Spin-lattice relaxation in 13CH3 compounds: application to 13C enriched aspirin

Abstract

Spin-lattice relaxation processes in 13CH3 groups in methyl compounds are studied both theoretically and experimentally. The four spin-½ nuclei in such methyl groups give rise to 16 spin-rotational states, which are split by rotational tunnelling. From the corresponding populations (15 independent) five long lived combinations are formed: the 13C magnetization M C, proton magnetization M H, tunnelling energy TE, rotational polarization RP and dipolar energy DE. Their spin-lattice relaxation via the transitions induced by the 13C-proton dipolar interaction is studied in detail.
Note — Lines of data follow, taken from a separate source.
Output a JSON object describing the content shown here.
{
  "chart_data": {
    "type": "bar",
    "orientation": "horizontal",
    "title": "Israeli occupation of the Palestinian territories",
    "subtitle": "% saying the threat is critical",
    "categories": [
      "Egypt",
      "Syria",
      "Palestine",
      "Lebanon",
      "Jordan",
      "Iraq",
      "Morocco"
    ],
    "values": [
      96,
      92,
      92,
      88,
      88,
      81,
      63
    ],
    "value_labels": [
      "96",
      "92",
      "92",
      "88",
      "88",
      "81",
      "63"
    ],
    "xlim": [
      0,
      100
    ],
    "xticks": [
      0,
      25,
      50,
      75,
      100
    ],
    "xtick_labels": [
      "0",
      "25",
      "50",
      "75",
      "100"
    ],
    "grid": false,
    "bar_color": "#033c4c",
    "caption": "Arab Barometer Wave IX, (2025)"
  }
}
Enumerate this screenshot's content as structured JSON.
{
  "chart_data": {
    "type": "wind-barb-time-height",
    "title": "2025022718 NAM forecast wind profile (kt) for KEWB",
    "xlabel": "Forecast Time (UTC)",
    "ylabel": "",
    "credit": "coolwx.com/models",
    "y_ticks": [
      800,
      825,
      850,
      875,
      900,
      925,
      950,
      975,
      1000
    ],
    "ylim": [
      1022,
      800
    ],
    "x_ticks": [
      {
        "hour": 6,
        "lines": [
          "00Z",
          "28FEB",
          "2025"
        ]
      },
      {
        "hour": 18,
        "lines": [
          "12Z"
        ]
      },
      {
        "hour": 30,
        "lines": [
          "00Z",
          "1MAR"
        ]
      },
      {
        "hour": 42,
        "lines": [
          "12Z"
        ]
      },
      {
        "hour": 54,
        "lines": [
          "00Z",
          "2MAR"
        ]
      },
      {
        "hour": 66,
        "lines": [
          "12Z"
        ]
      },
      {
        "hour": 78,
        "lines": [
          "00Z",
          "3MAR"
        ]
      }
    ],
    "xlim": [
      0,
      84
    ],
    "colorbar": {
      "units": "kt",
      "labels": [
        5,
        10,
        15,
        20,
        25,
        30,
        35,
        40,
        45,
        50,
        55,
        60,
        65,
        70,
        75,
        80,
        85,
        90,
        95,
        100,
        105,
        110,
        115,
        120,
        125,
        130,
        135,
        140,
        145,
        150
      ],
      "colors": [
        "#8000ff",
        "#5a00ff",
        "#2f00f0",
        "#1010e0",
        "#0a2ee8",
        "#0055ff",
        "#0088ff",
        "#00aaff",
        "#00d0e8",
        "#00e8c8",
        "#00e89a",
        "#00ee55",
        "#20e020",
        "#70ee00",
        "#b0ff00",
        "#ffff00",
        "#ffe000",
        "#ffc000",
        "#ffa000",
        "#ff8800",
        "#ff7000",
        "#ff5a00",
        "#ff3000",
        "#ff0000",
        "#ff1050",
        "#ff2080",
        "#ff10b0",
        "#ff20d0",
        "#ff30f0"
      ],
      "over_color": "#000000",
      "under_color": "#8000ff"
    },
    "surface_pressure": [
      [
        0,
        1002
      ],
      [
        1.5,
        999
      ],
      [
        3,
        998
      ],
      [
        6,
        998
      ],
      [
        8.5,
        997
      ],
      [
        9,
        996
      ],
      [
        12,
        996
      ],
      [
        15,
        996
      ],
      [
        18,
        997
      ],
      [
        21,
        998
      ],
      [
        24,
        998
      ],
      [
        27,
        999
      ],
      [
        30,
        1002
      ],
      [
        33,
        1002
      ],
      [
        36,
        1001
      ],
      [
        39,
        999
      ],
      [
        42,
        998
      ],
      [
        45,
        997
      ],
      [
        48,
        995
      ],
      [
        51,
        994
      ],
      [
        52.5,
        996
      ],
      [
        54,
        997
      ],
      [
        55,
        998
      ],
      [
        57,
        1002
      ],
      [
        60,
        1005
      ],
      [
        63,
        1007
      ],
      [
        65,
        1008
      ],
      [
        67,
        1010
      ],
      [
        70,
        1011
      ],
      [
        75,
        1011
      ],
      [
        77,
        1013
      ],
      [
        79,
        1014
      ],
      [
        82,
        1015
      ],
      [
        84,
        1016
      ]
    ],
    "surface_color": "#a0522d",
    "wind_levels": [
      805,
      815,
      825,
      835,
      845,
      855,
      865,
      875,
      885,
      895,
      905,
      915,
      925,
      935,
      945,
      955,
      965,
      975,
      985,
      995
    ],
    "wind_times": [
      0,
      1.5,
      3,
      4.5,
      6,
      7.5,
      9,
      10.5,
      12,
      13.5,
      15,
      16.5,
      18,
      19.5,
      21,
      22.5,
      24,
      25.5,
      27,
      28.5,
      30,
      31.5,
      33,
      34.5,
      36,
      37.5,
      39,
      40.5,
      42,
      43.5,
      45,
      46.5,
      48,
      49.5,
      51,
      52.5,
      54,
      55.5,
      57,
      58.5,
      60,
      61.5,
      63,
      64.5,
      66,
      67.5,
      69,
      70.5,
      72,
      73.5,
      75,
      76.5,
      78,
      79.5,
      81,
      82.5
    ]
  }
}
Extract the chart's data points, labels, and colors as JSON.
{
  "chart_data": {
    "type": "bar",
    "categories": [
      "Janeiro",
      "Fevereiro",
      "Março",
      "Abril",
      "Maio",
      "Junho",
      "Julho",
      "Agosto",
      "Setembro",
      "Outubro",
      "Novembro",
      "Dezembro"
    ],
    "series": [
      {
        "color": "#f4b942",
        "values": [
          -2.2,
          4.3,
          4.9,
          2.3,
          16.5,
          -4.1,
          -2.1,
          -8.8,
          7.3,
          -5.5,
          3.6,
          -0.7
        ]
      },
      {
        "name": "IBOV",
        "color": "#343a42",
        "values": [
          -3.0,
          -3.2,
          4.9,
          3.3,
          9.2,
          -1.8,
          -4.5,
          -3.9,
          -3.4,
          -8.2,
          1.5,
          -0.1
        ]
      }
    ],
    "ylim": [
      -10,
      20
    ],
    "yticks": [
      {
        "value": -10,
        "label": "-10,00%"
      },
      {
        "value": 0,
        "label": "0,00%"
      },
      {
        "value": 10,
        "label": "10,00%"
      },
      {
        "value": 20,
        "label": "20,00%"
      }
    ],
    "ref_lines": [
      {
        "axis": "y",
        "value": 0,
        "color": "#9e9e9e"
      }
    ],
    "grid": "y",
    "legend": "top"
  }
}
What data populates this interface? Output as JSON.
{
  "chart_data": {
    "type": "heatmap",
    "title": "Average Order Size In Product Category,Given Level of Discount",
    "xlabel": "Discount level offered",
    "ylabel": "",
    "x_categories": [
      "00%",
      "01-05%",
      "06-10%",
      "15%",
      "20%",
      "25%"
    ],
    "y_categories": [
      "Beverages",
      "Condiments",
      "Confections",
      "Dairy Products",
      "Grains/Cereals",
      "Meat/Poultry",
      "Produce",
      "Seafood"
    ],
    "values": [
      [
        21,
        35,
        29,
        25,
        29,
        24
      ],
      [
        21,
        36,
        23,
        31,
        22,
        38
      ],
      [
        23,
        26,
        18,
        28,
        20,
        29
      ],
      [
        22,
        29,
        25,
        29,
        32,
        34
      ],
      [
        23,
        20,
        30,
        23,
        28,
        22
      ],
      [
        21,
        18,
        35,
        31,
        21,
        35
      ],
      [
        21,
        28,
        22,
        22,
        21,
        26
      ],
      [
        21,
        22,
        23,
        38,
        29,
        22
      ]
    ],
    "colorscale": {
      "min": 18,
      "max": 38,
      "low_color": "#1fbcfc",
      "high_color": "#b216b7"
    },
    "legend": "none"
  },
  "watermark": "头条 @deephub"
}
Direct relaxation rates and coupling terms between these combinations are derived. Predictions are compared with experimental data for 13C spin-lattice relaxation at 75.4 MHz in 99% enriched (only methyl carbons enriched) single crystal of aspirin. Above 40 K, the M C recovery is exponential and describable in terms of the direct relaxation transitions without couplings. The same is true for the initial relaxation in the region of non-exponential relaxation between 30 K and 40 K. The orientation dependence of the initial relaxation rate agrees with the theoretical calculations. The non-exponentiality is related to resonant level-crossing transitions with ωt, + ωC = ωH, where the angular frequencies represent rotational tunnelling and carbon and proton resonances, respectively. The resonant transitions produce couplings between M C, M H and TE that are described quite accurately by the present model.